I have been using LO objects of PostgreSQL. That is not the only
design choice: an alternative is to create a table where each row
holds a chunk (e.g., 16K) of data as a byte array. The row will have
two more columns: the blob id and the chunk ordinal counter. This
design lets one incrementally write binary data (using COPYIN
technique) and read data (using COPYOUT or the regular SQL
queries). The COPYIN feature lets us write to the database in
user-defined chunks. Alas, the converse, COPYOUT, can read only whole
rows, which precludes storing all of the data in one row. If we
segment the data in chunks spread across several rows, we regain
incrementality. I have a hunch this method may be preferable, although
I have not tried it. The drawback of LO objects is the need for
frequent vacuuming, which may take really a while if many large
objects are being created and deleted.

The blob interface is designed to permit incremental reading and
writing blobs. In fact, the server never stores the whole blob in
memory. 

Enclosed are the implementations of store_lo and consume_lo
functions. They rely on the notions of `generalized' input and output
ports and the generalized copier. I've been meaning to describe them
properly but don't seem to get around to it. I could refer to the
comments in the file
	http://okmij.org/ftp/Haskell/NewerCGI.hs
Frequently mentioned EMonadIO is a class of monad that permit both i/o
operations and throwing _and_ catching of arbitrary errors.
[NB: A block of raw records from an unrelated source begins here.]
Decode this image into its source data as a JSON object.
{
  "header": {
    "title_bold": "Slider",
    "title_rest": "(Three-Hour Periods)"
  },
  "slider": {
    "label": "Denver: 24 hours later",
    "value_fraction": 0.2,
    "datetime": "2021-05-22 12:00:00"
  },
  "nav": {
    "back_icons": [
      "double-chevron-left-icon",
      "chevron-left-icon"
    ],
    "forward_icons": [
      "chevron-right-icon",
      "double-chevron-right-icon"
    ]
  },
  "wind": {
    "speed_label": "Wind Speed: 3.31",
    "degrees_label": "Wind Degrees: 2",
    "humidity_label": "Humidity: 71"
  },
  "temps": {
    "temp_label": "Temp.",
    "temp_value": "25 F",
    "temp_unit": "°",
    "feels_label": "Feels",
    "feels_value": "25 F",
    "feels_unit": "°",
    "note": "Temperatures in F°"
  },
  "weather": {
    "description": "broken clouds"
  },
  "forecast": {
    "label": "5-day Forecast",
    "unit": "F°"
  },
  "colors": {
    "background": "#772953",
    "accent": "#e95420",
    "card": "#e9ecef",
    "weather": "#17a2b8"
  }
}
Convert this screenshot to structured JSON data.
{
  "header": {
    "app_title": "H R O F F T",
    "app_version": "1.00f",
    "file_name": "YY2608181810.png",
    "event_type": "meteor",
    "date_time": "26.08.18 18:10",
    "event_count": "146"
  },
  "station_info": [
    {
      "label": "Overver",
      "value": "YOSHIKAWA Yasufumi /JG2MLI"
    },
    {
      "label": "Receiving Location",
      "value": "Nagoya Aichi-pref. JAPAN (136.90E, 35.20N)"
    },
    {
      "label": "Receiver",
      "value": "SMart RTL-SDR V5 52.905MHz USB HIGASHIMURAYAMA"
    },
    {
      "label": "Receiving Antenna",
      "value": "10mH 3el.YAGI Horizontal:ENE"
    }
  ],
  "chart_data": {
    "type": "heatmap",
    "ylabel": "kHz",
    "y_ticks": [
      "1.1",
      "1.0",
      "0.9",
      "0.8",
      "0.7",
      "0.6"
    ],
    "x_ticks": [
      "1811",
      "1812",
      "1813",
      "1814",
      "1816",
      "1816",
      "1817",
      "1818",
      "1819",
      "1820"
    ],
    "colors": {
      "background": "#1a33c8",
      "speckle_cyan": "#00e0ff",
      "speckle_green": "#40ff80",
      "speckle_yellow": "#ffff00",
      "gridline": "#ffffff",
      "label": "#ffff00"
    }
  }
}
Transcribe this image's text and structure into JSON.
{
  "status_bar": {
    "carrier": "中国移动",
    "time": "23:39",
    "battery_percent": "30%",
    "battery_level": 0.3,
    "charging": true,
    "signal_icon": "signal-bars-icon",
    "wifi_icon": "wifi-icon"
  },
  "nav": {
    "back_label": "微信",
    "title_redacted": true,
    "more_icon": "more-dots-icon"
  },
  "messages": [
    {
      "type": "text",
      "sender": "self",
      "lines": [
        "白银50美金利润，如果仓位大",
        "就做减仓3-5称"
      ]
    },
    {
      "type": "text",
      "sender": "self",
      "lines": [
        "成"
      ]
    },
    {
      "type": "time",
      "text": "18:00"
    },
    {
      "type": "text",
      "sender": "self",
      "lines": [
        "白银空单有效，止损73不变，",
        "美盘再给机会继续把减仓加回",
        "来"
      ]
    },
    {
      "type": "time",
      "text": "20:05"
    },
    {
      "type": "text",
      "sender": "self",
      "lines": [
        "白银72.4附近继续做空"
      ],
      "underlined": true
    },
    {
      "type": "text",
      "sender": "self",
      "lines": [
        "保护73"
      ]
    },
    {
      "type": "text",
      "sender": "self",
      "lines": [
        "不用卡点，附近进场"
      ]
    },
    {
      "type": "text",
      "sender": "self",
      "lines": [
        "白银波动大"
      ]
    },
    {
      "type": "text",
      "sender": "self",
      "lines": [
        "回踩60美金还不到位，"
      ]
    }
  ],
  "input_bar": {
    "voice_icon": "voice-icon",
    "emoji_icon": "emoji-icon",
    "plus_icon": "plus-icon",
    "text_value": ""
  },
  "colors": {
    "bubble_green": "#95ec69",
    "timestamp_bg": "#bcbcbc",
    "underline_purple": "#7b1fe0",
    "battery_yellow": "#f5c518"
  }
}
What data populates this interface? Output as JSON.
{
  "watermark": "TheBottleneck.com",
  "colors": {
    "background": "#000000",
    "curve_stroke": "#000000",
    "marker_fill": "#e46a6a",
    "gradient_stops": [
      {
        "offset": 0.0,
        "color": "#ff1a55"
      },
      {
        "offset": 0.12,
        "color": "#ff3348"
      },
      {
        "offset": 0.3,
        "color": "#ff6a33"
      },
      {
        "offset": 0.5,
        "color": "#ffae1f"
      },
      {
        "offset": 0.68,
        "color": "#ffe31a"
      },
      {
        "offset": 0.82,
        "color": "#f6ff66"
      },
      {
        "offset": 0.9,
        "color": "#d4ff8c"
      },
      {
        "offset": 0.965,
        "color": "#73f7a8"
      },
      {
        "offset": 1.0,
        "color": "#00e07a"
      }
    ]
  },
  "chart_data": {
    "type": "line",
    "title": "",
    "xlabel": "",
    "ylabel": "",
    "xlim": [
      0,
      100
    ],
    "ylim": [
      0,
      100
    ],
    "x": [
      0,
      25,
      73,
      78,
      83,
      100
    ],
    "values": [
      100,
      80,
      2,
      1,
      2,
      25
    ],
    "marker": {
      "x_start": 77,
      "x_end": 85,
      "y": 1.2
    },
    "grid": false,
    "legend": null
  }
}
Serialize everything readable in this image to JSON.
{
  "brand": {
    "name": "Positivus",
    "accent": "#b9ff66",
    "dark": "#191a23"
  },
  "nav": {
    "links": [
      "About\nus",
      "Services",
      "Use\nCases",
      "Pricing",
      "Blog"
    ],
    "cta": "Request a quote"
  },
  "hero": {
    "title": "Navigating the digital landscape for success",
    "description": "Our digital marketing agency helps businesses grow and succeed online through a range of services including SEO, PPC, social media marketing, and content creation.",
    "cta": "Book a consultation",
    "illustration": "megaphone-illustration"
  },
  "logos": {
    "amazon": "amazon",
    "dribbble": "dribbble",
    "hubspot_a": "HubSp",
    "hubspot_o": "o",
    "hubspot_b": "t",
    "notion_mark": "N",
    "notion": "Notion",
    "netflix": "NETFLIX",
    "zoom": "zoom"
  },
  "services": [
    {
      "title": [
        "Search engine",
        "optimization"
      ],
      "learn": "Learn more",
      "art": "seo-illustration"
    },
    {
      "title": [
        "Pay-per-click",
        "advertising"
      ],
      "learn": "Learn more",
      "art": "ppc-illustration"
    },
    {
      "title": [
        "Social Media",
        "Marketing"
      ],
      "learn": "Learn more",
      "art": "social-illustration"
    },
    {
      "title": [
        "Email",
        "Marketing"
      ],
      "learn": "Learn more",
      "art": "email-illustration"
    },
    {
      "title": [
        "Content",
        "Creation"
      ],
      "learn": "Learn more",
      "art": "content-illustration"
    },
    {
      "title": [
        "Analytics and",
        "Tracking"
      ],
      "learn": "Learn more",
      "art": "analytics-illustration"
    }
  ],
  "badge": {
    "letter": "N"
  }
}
Most of
the transformations of IO are in that class. EMonadIO lets me write
gthrow, gcatch, ghandle, gbracket, etc. without even thinking in which
monad I currently am.

-- Read data from a LO (a kind of PostgreSQL blobs). A blob is identified
-- by its Oid. We determine the size of the blob, create a generalized
-- input port for reading from the blob, and pass the size and the
-- port to the user function. The function will probably use BCopy
-- to copy data from the blob to somewhere else. The function should
-- not store the generalized input port anywhere as the port can't be
-- used after the function returns. We could have enforced that with a
-- marker and Typeable, as we do in Takusen.
-- This function must be invoked in a transaction (it would cause a
-- database error otherwise).
-- We don't bracket the call to the user function as any exceptions
-- are fatal anyway.
consume_lo :: EMonadIO m => Connection -> Oid ->
	      (Int -> Input -> m a) -> m a
consume_lo (Connection db) oid f = 
   do
    lofd <- liftIO $ check_pos "lo_open" $ flo_open db oid eINV_READ
	  -- get the size of LO by seeking to the end, and coming back
    size <- liftIO $ check_pos "lo_lseek" $ flo_lseek db lofd 0 eSEEK_END
    liftIO $ check_pos "lo_lseek" $ flo_lseek db lofd 0 eSEEK_SET
    let inp = Input (\ptr len -> 
         liftIO . liftM fromIntegral . check_pos "lo_read" $ 
		     flo_read db lofd ptr (fromIntegral len))
    r <- f (fromIntegral size) inp
    liftIO $ check_pos "lo_close" $ flo_close db lofd
    return r
  `gcatch` \e -> print_exc e >> liftIO (closeDb db) >> gthrow e
 where
 check_pos str a = a >>= \r -> if r >= 0 then return r else throwPG r str

-- Write data to a LO (a kind of PostgreSQL blobs). A blob is identified
-- by its Oid. We create a generalized output port for writing to the blob,
-- and pass it to the user function. The function will probably use BCopy
-- to copy data to the blob from somewhere else. The function should
-- not store the generalized output port anywhere as the port can't be
-- used after the function returns. We could have enforced that with a
-- marker and Typeable, as we do in Takusen.
-- This function must be invoked in a transaction (it would cause a
-- database error otherwise).
-- We don't bracket the call to the user function as any exceptions
-- are fatal anyway.
store_lo :: EMonadIO m => Connection -> Oid -> (Output -> m a) -> m a
store_lo (Connection db) oid f = 
   do
    lofd <- liftIO $ check_pos "lo_open" $ flo_open db oid eINV_WRITE
    let outp = Output (\ptr len -> 
         liftIO (check_size len =<< check_pos "lo_write"
		     (flo_write db lofd ptr (fromIntegral len))))
    r <- f outp
    liftIO $ check_pos "lo_close" $ flo_close db lofd
    return r
  `gcatch` \e -> print_exc e >> liftIO (closeDb db) >> gthrow e
 where
 check_pos str a = a >>= \r -> if r >= 0 then return r else throwPG r str
 check_size len lwritten = 
     if len == fromIntegral lwritten then return ()
	else throwPG (-1) "lo_write wrote less than expected"